The EEOC had charged in a lawsuit that from around September 2008 through around December 2008, Leah Pyhala, the marketing and activities director at Ashlan Village, was sexually harassed by her male supervisor, who was the facility's executive director. The lawsuit said the harassment included unwelcome e-mails with sexual content, sexual comments and unwelcome touching. Pyhala and a coworker, Holly Black, who was the facility's director of resident services, complained about the harassment to Ashlan Village's owner. The EEOC said that Pyhala and Black were then terminated on the same day by the executive director, shortly after they complained about the harassment.
Such alleged conduct violates Title VII of the Civil Rights Act of 1964. The EEOC filed suit (Equal Employment Opportunity Commission v. Ashlan Village, Inc. d/b/a Ashlan Village Retirement Community, Civ. No. 7:10-CV-02551 in U.S. District Court for the District of South Carolina, Spartanburg Division) after first attempting to reach a pre-litigation settlement through its conciliation process.

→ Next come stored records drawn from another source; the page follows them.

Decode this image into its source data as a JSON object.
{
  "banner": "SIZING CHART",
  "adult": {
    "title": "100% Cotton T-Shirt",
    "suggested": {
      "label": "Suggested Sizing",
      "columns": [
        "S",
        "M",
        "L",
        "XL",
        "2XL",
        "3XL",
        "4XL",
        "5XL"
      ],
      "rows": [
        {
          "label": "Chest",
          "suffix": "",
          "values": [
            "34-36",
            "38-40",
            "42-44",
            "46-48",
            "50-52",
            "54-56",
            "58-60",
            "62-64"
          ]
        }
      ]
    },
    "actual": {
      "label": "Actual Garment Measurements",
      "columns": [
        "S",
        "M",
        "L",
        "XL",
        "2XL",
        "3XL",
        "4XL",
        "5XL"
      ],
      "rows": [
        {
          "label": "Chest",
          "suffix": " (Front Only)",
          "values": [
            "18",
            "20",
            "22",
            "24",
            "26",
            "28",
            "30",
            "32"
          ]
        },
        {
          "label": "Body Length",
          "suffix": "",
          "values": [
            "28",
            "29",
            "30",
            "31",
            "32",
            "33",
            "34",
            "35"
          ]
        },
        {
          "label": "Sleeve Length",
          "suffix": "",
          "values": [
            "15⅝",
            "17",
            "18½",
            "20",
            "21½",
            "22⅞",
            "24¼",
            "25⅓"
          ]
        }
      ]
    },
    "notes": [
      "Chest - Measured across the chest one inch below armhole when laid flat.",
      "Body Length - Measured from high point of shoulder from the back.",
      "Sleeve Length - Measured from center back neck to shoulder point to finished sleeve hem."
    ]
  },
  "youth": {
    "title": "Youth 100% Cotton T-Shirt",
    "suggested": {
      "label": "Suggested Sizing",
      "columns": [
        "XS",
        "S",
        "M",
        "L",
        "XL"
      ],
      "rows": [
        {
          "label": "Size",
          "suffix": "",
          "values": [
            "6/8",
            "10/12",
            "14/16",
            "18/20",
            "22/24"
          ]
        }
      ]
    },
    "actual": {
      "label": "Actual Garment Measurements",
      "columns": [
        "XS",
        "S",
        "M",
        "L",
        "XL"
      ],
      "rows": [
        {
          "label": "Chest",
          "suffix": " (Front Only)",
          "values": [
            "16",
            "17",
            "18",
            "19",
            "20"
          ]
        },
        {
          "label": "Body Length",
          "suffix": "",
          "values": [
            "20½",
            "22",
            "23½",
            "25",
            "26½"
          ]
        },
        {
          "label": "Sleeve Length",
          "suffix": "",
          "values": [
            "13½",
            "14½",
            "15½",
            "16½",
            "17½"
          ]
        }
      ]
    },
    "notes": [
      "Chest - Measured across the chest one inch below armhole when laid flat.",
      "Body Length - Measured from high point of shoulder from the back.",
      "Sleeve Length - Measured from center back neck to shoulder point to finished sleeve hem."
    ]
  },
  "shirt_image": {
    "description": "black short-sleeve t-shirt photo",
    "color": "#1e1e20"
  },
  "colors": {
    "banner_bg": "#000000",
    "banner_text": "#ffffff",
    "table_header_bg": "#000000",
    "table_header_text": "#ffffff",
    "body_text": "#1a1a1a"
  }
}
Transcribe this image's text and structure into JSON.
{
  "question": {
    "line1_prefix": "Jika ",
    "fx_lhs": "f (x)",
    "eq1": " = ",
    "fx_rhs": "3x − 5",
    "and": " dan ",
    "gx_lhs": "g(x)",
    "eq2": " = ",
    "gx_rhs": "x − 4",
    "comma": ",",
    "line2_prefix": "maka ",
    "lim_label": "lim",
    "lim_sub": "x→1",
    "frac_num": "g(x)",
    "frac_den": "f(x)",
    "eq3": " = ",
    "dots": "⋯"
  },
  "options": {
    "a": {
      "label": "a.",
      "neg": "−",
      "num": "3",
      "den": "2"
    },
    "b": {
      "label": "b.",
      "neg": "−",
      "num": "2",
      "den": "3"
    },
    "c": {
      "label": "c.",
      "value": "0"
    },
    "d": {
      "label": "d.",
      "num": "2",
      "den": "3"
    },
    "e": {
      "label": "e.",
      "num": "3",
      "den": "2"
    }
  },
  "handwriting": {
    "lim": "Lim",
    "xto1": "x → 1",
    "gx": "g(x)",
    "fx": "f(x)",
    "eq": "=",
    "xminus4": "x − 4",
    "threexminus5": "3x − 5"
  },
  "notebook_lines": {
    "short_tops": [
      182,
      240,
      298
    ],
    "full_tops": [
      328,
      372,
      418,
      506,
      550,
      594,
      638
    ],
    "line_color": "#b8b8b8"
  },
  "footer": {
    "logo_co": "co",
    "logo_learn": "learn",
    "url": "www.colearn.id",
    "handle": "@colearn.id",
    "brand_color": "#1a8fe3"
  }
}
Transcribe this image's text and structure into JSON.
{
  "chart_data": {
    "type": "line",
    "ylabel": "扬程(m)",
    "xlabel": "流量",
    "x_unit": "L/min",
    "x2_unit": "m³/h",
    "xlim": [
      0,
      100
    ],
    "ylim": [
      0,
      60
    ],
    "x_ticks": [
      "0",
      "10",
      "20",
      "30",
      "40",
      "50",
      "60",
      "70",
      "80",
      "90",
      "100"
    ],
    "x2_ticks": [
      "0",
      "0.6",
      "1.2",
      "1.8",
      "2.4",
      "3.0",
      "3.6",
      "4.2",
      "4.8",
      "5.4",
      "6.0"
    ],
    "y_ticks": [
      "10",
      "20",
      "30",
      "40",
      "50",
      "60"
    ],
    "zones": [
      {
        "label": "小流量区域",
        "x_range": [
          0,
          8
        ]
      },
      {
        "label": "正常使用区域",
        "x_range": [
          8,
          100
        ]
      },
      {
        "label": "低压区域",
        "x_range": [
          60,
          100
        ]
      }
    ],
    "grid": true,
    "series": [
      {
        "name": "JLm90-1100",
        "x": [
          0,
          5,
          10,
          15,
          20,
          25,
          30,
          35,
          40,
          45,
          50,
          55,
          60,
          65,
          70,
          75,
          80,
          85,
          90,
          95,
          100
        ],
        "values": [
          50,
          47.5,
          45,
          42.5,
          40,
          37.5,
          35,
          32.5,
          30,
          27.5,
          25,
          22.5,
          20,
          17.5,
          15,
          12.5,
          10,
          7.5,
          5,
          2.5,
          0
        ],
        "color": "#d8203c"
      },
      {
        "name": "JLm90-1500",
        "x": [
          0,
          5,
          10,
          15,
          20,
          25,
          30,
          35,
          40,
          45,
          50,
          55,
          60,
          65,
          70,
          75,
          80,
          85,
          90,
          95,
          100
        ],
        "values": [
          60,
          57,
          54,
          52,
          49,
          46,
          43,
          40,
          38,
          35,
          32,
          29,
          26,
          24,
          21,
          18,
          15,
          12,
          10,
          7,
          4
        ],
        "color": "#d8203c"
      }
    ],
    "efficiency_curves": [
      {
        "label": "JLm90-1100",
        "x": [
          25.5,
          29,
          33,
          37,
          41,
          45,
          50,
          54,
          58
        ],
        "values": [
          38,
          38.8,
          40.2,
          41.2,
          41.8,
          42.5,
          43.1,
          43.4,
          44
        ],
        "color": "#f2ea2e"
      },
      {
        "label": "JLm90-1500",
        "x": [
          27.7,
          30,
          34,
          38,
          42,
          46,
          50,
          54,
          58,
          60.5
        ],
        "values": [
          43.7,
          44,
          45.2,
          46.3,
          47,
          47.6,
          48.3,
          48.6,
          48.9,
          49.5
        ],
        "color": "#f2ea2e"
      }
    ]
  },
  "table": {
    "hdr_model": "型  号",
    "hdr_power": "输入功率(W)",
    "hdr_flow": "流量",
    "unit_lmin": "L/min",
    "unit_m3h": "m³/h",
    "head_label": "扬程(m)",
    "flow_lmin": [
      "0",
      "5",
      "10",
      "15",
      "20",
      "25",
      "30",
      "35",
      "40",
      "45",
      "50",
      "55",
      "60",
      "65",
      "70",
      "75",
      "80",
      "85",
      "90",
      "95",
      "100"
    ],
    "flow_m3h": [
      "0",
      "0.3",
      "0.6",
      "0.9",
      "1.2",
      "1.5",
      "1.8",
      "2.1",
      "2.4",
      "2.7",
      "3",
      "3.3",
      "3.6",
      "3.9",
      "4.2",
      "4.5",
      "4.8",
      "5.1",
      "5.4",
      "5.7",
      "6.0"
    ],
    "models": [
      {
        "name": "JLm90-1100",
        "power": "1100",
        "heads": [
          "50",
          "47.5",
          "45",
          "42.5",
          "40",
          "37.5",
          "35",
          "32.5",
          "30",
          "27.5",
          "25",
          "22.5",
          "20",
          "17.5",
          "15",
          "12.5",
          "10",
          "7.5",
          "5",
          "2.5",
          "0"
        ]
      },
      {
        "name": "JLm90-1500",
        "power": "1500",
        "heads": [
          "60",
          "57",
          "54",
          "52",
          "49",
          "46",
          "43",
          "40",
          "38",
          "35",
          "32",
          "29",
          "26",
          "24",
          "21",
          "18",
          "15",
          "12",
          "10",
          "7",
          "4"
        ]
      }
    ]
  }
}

In addition to monetary damages, the consent decree resolving the lawsuit includes injunctive relief prohibiting the company from further discriminating on the basis of sex, and from engaging in retaliation for resisting or complaining about it. The decree also requires the redistribution of the company's sexual harassment policy and annual training on sexual harassment and retaliation for all managers, supervisors and employees. Finally, the company must report complaints of sexual harassment to the EEOC throughout the decree's term.
"Employers are required to prevent and correct sexual harassment in the workplace," said Lynette A. Barnes, regional attorney for the EEOC's Charlotte District Office. "Punishing employees who complain about harassment further violates federal law and only makes a bad situation worse. We are pleased that Ashlan Village has agreed to provide adequate training to its employees, and has committed to preventing harassment and retaliation in its workplace."
The EEOC is responsible for enforcing federal laws prohibiting discrimination in employment. Further information about the EEOC is available on its web site at www.eeoc.gov.